Para além da persecução do batimento de metas de produtividade, a entrega da prestação jurisdicional precisa, para dar certo, envolver a participação e a cooperação de todos os sujeitos da dinâmica processual.

Precisa prezar pela qualidade das decisões e não pela obsessão com ranqueamentos, sem o quê se estará a transmitir à sociedade a falsa impressão de que vai tudo bem.

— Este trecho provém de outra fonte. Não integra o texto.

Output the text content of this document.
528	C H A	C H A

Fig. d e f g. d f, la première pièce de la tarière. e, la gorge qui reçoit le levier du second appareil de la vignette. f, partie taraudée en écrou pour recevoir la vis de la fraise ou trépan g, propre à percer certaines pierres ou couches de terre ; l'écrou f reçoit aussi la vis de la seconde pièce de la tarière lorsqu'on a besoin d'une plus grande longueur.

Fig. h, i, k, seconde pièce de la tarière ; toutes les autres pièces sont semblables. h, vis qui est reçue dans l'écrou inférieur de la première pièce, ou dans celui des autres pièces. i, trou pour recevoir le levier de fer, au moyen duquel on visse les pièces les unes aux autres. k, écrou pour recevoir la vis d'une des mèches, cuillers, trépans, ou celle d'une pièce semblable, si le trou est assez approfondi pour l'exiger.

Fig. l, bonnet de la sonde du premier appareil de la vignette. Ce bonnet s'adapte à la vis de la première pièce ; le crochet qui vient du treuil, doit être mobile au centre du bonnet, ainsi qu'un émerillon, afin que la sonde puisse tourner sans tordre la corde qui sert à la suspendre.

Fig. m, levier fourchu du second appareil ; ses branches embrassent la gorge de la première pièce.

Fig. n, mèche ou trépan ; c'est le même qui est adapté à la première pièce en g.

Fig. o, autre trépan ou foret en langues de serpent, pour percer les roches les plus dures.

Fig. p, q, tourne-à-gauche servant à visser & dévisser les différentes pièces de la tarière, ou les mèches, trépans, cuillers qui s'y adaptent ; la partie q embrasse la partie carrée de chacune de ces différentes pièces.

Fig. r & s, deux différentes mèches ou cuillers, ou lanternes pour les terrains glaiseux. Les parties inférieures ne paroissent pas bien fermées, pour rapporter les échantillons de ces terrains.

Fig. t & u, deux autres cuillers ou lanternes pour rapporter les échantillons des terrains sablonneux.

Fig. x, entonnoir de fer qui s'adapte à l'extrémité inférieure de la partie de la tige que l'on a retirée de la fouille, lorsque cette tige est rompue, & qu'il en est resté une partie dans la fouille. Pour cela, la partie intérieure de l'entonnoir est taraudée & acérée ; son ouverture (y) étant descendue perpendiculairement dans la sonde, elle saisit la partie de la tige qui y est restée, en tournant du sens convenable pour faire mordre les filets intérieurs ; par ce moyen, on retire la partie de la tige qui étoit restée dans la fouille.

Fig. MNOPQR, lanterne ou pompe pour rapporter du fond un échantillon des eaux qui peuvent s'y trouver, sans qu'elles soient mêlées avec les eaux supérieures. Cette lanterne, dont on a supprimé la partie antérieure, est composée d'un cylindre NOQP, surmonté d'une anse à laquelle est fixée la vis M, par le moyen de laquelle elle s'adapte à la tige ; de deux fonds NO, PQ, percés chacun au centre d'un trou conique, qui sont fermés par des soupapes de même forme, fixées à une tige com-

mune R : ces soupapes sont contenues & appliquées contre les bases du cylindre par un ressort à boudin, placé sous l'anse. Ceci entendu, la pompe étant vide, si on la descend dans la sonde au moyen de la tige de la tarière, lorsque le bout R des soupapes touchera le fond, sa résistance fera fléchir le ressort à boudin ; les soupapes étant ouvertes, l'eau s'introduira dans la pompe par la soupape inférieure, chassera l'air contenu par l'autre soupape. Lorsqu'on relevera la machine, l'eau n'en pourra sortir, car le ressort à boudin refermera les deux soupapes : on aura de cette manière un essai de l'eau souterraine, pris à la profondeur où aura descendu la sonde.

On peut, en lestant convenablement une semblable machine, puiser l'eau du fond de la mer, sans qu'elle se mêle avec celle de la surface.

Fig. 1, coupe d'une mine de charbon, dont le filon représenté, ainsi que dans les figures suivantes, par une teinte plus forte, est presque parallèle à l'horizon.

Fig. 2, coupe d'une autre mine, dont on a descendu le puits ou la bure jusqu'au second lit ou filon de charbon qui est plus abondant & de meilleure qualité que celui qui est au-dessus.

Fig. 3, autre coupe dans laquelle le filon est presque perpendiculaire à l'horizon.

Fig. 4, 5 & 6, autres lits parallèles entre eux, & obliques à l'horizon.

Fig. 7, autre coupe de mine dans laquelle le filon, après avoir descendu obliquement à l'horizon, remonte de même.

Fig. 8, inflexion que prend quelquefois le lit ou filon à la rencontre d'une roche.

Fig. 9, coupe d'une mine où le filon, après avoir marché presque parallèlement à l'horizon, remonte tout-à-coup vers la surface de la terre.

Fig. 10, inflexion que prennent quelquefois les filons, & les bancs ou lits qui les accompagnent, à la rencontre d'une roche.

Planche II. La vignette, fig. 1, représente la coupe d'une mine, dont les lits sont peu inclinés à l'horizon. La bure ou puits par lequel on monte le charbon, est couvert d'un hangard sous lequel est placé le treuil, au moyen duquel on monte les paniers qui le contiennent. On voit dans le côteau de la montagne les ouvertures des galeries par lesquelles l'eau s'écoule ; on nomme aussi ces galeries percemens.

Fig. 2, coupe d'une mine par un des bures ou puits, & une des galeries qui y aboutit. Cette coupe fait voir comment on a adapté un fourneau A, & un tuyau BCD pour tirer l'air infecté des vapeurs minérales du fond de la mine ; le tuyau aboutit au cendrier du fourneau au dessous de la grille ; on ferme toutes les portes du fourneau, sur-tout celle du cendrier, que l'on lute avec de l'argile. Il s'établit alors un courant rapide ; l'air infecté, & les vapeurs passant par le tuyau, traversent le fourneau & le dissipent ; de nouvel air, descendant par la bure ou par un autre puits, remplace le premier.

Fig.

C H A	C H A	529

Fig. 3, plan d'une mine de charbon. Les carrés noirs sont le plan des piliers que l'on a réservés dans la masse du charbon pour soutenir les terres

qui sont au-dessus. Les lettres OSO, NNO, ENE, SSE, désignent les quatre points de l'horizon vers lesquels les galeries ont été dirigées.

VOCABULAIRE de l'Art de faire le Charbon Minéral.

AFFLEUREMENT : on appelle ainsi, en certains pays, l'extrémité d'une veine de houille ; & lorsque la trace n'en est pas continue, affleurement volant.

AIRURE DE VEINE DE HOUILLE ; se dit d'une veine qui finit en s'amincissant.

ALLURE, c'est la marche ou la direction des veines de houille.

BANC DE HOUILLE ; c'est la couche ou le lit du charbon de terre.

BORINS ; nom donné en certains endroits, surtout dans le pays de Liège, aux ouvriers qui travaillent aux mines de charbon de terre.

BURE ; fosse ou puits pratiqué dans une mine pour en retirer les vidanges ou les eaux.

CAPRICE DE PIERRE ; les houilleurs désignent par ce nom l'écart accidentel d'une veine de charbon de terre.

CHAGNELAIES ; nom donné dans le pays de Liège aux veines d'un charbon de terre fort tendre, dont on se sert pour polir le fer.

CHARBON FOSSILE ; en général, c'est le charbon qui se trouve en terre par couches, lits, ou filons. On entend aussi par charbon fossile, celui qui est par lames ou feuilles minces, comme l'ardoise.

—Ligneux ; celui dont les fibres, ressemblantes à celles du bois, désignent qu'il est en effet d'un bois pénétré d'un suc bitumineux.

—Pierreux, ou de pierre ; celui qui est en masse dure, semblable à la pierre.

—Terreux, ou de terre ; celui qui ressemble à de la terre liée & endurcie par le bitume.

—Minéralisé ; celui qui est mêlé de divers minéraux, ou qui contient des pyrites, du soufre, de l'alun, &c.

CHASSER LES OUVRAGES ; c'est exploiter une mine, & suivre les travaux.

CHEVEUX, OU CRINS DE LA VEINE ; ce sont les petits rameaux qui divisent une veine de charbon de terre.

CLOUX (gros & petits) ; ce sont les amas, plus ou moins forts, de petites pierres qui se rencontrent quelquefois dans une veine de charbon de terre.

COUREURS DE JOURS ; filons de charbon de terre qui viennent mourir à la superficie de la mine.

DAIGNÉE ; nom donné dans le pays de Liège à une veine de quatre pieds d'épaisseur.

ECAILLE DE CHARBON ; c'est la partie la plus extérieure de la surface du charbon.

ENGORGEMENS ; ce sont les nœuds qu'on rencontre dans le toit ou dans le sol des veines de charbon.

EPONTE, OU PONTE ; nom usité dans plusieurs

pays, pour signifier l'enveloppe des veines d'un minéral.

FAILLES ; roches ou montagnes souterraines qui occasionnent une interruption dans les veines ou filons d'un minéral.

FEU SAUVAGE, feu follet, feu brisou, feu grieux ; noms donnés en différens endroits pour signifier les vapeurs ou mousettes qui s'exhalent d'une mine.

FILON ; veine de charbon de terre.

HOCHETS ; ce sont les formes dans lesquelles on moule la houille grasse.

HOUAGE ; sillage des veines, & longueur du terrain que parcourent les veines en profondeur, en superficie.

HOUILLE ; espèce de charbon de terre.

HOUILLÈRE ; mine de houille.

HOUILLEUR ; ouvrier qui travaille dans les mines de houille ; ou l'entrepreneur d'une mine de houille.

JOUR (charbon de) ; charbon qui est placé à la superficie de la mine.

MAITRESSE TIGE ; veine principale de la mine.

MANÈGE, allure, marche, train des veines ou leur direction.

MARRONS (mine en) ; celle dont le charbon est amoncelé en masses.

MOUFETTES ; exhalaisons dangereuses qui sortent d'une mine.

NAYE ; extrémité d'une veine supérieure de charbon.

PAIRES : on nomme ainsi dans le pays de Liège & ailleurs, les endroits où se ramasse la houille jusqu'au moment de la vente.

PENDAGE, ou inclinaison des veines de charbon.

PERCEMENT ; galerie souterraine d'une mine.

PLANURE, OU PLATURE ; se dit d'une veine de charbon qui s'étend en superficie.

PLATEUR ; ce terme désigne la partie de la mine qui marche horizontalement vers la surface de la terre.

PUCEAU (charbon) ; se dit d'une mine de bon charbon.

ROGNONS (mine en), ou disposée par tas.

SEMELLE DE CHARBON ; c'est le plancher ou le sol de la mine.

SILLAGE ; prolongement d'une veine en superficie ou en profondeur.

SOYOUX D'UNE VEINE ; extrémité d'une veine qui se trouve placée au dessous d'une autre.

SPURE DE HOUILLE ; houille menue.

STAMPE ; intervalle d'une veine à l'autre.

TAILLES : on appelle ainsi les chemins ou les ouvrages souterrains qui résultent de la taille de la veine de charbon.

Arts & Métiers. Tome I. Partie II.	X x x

Em fecho, fazendo-a minha, resgato reflexão atemporal do professor Esdras Dantas em texto de 2017 (Migalhas, 2/junho):

"Quando há alguma restrição para que o membro da advocacia desempenhe seu mister na defesa do cliente, colocam-se em risco não só os direitos daquele cidadão defendido em juízo. Todo e qualquer cidadão se encontra, dali em diante, desprotegido porque poderá, eventualmente, sofrer idêntica afronta quando recorrer ao Poder Judiciário para sindicar direito seu. Sem o advogado, o cidadão emudece diante do Poder Público".

Que, portanto, a Resolução 591/2024 do CNJ volte à prancheta para uma reengenharia que lhe confira a devida harmonização facial. Sua fórmula é ruim. Sua aplicação, pior.